J’ai une âme en caoutchouc :
Si la gauche me veut, je m’allonge à la gauche,
Si tous les points cardinaux me veulent,
Je ne veux pas décevoir
Et je me partage au monde entier,
Selon les besoins.

Étant en caoutchouc,
Le monde me regarde
Avec indifférence,
Avec froideur,
Et on pense de moi que je n’ai
Aucun sentiment,
Aucune nécessité,
Que mon âme à louer.

Cependant, tendu à pleine charge,
Je réponds souvent comme les cordes d’un piano
Qui, suite à un petit pincement,
Se déchaînent et commencent à
Dévoiler des sentiments,
Crier des douleurs,
Chanter des aspirations.

Je suis content de mon état élastique
Et quand je pense à la foule,
Aux gens qui m’entourent,
C’est vraiment une joie le pouvoir de
Leur être utile,
Leur partager de mon énergie,
Leur offrir une épaule accueillante aux moments de besoin.

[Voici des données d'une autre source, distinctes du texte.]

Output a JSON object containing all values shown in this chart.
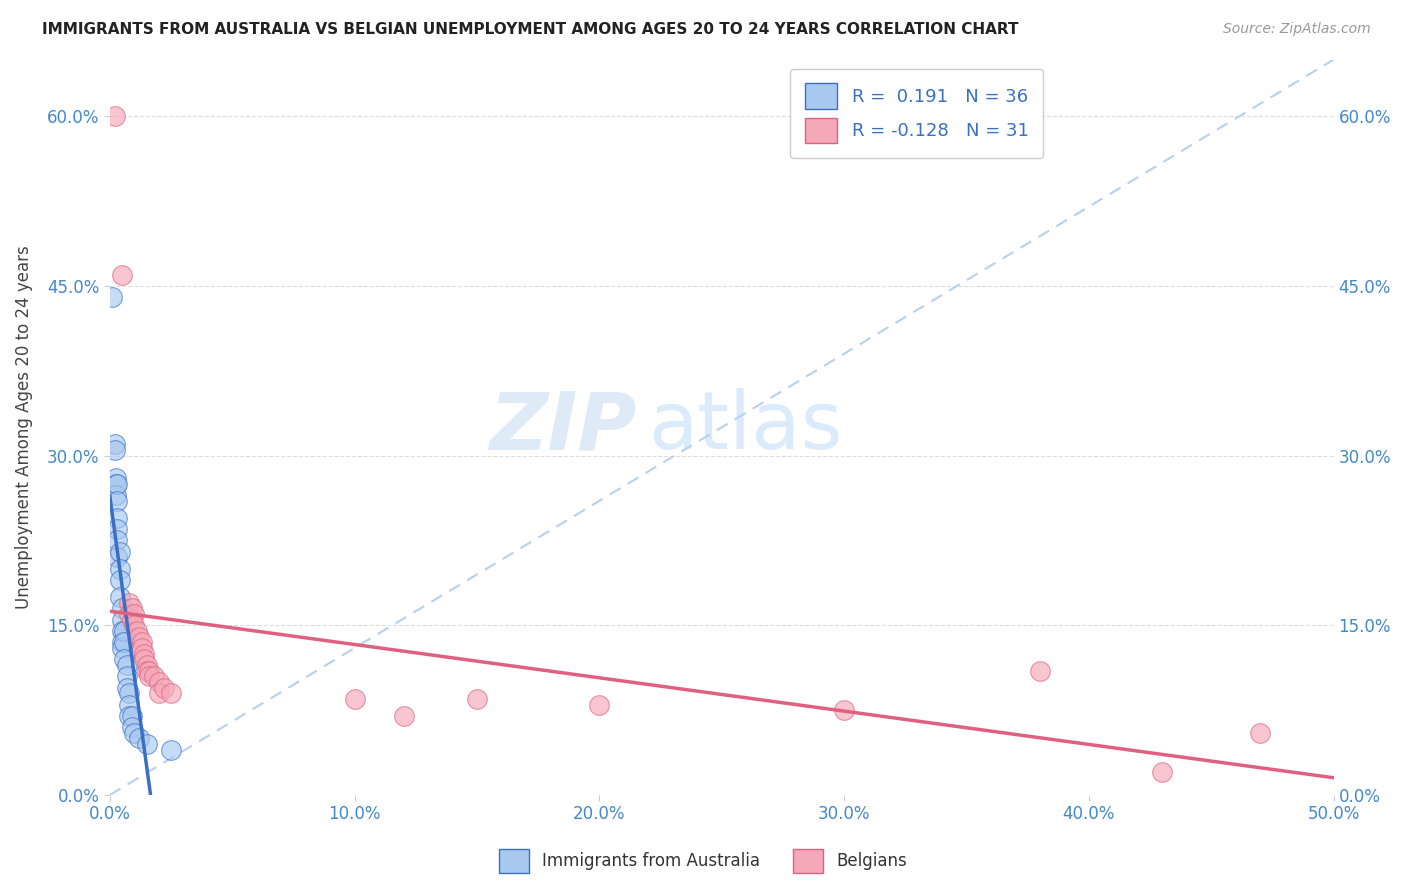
{
  "title": "IMMIGRANTS FROM AUSTRALIA VS BELGIAN UNEMPLOYMENT AMONG AGES 20 TO 24 YEARS CORRELATION CHART",
  "source": "Source: ZipAtlas.com",
  "xlabel_ticks": [
    "0.0%",
    "10.0%",
    "20.0%",
    "30.0%",
    "40.0%",
    "50.0%"
  ],
  "xlabel_tick_vals": [
    0,
    10,
    20,
    30,
    40,
    50
  ],
  "ylabel": "Unemployment Among Ages 20 to 24 years",
  "ylabel_ticks": [
    "0.0%",
    "15.0%",
    "30.0%",
    "45.0%",
    "60.0%"
  ],
  "ylabel_tick_vals": [
    0,
    15,
    30,
    45,
    60
  ],
  "xlim": [
    0,
    50
  ],
  "ylim": [
    0,
    65
  ],
  "watermark_zip": "ZIP",
  "watermark_atlas": "atlas",
  "color_blue": "#A8C8F0",
  "color_pink": "#F4A8B8",
  "trendline_blue_color": "#3A6FC4",
  "trendline_pink_color": "#E06080",
  "trendline_dashed_color": "#B8D0EC",
  "blue_scatter": [
    [
      0.1,
      44.0
    ],
    [
      0.2,
      31.0
    ],
    [
      0.2,
      30.5
    ],
    [
      0.25,
      28.0
    ],
    [
      0.25,
      27.5
    ],
    [
      0.25,
      26.5
    ],
    [
      0.3,
      27.5
    ],
    [
      0.3,
      26.0
    ],
    [
      0.3,
      24.5
    ],
    [
      0.3,
      23.5
    ],
    [
      0.3,
      22.5
    ],
    [
      0.3,
      21.0
    ],
    [
      0.4,
      21.5
    ],
    [
      0.4,
      20.0
    ],
    [
      0.4,
      19.0
    ],
    [
      0.4,
      17.5
    ],
    [
      0.5,
      16.5
    ],
    [
      0.5,
      15.5
    ],
    [
      0.5,
      14.5
    ],
    [
      0.5,
      13.5
    ],
    [
      0.5,
      13.0
    ],
    [
      0.6,
      14.5
    ],
    [
      0.6,
      13.5
    ],
    [
      0.6,
      12.0
    ],
    [
      0.7,
      11.5
    ],
    [
      0.7,
      10.5
    ],
    [
      0.7,
      9.5
    ],
    [
      0.8,
      9.0
    ],
    [
      0.8,
      8.0
    ],
    [
      0.8,
      7.0
    ],
    [
      0.9,
      7.0
    ],
    [
      0.9,
      6.0
    ],
    [
      1.0,
      5.5
    ],
    [
      1.2,
      5.0
    ],
    [
      1.5,
      4.5
    ],
    [
      2.5,
      4.0
    ]
  ],
  "pink_scatter": [
    [
      0.2,
      60.0
    ],
    [
      0.5,
      46.0
    ],
    [
      0.8,
      17.0
    ],
    [
      0.8,
      16.0
    ],
    [
      0.9,
      16.5
    ],
    [
      0.9,
      15.5
    ],
    [
      1.0,
      16.0
    ],
    [
      1.0,
      15.0
    ],
    [
      1.1,
      14.5
    ],
    [
      1.2,
      14.0
    ],
    [
      1.3,
      13.5
    ],
    [
      1.3,
      13.0
    ],
    [
      1.4,
      12.5
    ],
    [
      1.4,
      12.0
    ],
    [
      1.5,
      11.5
    ],
    [
      1.5,
      11.0
    ],
    [
      1.6,
      11.0
    ],
    [
      1.6,
      10.5
    ],
    [
      1.8,
      10.5
    ],
    [
      2.0,
      10.0
    ],
    [
      2.0,
      9.0
    ],
    [
      2.2,
      9.5
    ],
    [
      2.5,
      9.0
    ],
    [
      10.0,
      8.5
    ],
    [
      12.0,
      7.0
    ],
    [
      15.0,
      8.5
    ],
    [
      20.0,
      8.0
    ],
    [
      30.0,
      7.5
    ],
    [
      38.0,
      11.0
    ],
    [
      43.0,
      2.0
    ],
    [
      47.0,
      5.5
    ]
  ]
}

Mon côté obscur me distrait,
En insistant pour que je sois
Bourré,
Piétiné,
Mais il y a un grand avantage pour moi,
La force d’action m’étant appliqué a toujours un réponse :
Toute la force de réaction dont je suis capable.

C’est comme ça que je me souviens la troisième loi de Newton !

Maison de la Pomme

Je tends des fils du vent automnal
à la rouge-vive porte d’une pomme
Je frappe trois fois le fruit banal
en attendant connaître ses patrons,
les inviter à bavarder.

On nous a fait entrer un individu grincheux,
plein de bagues et très précipité,
un rocker flétri, à des grands yeux.
On n’arrive rien à le demander,.
car il s’est retiré rampant ses collants soyeux.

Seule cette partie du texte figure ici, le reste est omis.